Monday, January 2, 2012

The Roots Of Glenn Beck

TNC knows the roots of modern conservatives' batshit phase (hint: it's the racism, stupid).--SS

The Roots Of Glenn Beck:

Mark Lilla doesn't really like Corey Robin's new book on conservatism:

The problems begin in the opening paragraphs, where Robin lays out his general picture of political history. It is not overly complex:

Since the modern era began, men and women in subordinate positions have marched against their superiors in the state, church, workplace, and other hierarchical institutions. They have gathered under different banners--the labor movement, feminism, abolition, socialism--and shouted different slogans: freedom, equality, rights, democracy, revolution. In virtually every instance, their superiors have resisted them, violently and nonviolently, legally and illegally, overtly and covertly.... Despite the very real differences between them, workers in a factory are like secretaries in an office, peasants on a manor, slaves on a plantation--even wives in a marriage--in that they live and labor in conditions of unequal power.

This is history as WPA mural, and will be familiar to anyone who lived through the Thirties, remembers the Sixties, or was made to read historians like Howard Zinn, Arno Mayer, E.P. Thompson, Eric Hobsbawm, and Christopher Hill at school. In their tableau, history's damnés de la terre are brought together into a single heroic image of suffering and resistance. Their hats are white, immaculately so. Off in the distance are what appear to be black-hatted villains, though their features are difficult to make out. Sometimes they have little identification tags like those the personified vices wear in medieval frescoes--"capital," "men," "whites," "the state," "the old regime"--but we get no idea what they are after or what their stories are. Not that it matters. To understand the oppressed and side with them all you need to know is that there are oppressors.

Better though, is his own perspective on the roots of conservatism and its current flight into the apocalyptic and reactionary:

The new apocalypticism reached a fever pitch in a symposium published in 1996 in the widely read theoconservative journal First Things, edited by the late Richard John Neuhaus. The special issue bore the title "The End of Democracy? The Judicial Usurpation of Politics," and was provoked by a court decision on physician-assisted suicide.

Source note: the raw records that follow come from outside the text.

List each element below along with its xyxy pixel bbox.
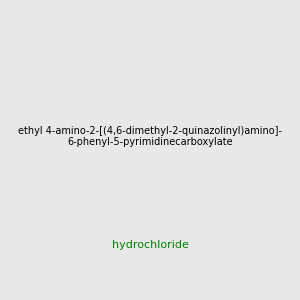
Text: ethyl 4-amino-2-[(4,6-dimethyl-2-quinazolinyl)amino]-
6-phenyl-5-pyrimidinecarbo: ethyl 4-amino-2-[(4,6-dimethyl-2-quinazo… [18, 126, 282, 147]
Text: hydrochloride: hydrochloride [112, 239, 188, 250]
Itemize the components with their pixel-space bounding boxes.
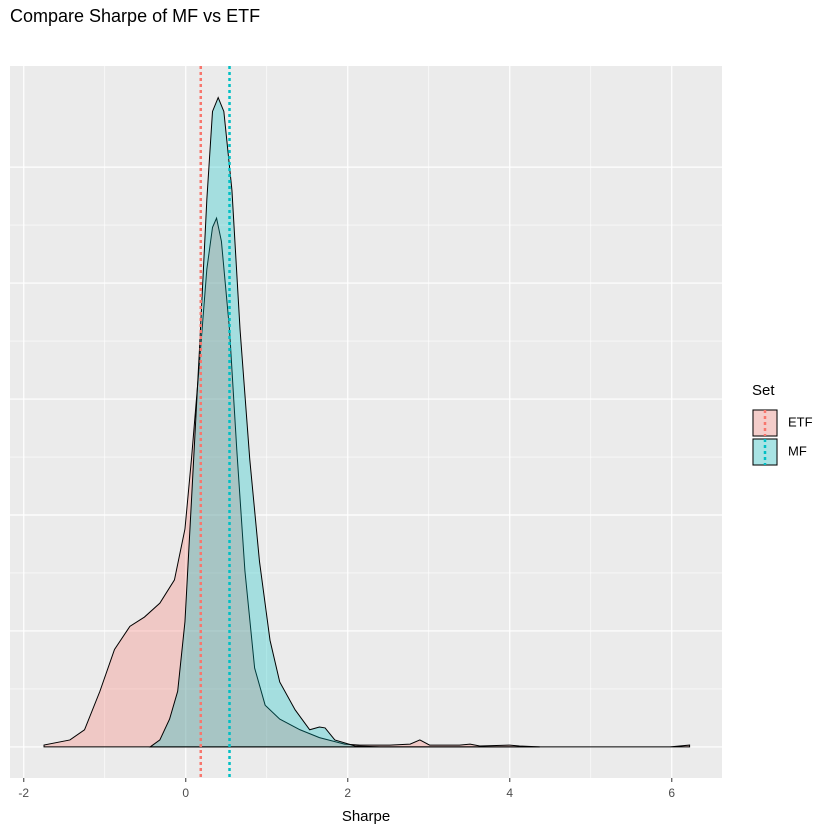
panel (10, 66, 722, 778)
x-tick-label: 0 (182, 786, 189, 800)
legend-label: MF (788, 443, 807, 458)
x-tick-label: 2 (344, 786, 351, 800)
legend-title: Set (752, 382, 775, 399)
density-area (148, 96, 540, 748)
x-tick-label: -2 (18, 786, 29, 800)
x-tick-label: 6 (668, 786, 675, 800)
x-tick-label: 4 (506, 786, 513, 800)
chart-title: Compare Sharpe of MF vs ETF (10, 6, 260, 26)
legend-label: ETF (788, 414, 813, 429)
density-area (43, 216, 691, 748)
x-axis-label: Sharpe (342, 808, 390, 825)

The opening editorial put the following question before readers: Given that "law, as it is presently made by the judiciary, has declared its independence from morality," and that, due to judicial activism, "the government of the United States of America no longer governs by the consent of the governed," have we "reached or are [we] reaching the point where conscientious citizens can no longer give moral assent to the existing regime," and therefore must consider responses "ranging from noncompliance to resistance to civil disobedience to morally justified revolution"? To raise such a question, the editors insisted, "is in no way hyperbolic."

This is the voice of high-brow reaction, and it was present on the right a good decade before Glenn Beck and his fellow prophets of populist doom began ringing alarm bells about educated elites in media, government, and the universities leading a velvet socialist revolution that only "ordinary Americans" could forestall. Apocalypticism trickled down, not up, and is now what binds Republican Party elites to their hard-core base. They all agree that the country must be "taken back" from the usurpers by any means necessary, and are willing to support any candidate, no matter how unworldly or unqualified or fanatical, who shares their picture of the crisis of our time. In the early Sixties, the patrician William F. Buckley joked that he would rather be governed by the first two thousand people in the Boston phonebook than by the combined faculties of Harvard and MIT. In 2010, former Commentary editor Norman Podhoretz wrote in The Wall Street Journal that "I would rather be ruled by the Tea Party than by the Democratic Party, and I would rather have Sarah Palin sitting in the Oval Office than Barack Obama." This from a former student of Lionel Trilling. And he wasn't joking.

It's interesting that Lilla raises Buckley here. People often bring him up as foil to Glenn Beck and Rush Limbaugh, as an example of a time when conservatism was sane. But that Buckley joke has always struck me (a college dropout) as batshit crazy. I constantly hear about the sober-minded Buckley, but it's tough for me to square that with the man who posited that the bombing of 16th Street Baptist Church might lay at the feet of "a crazed Negro" and basically worked as a press agent for apartheid in South Africa. (But National Review is against the drug war, so it's fine.) From a black perspective, modern conservativism's batshit phase began in Birmingham.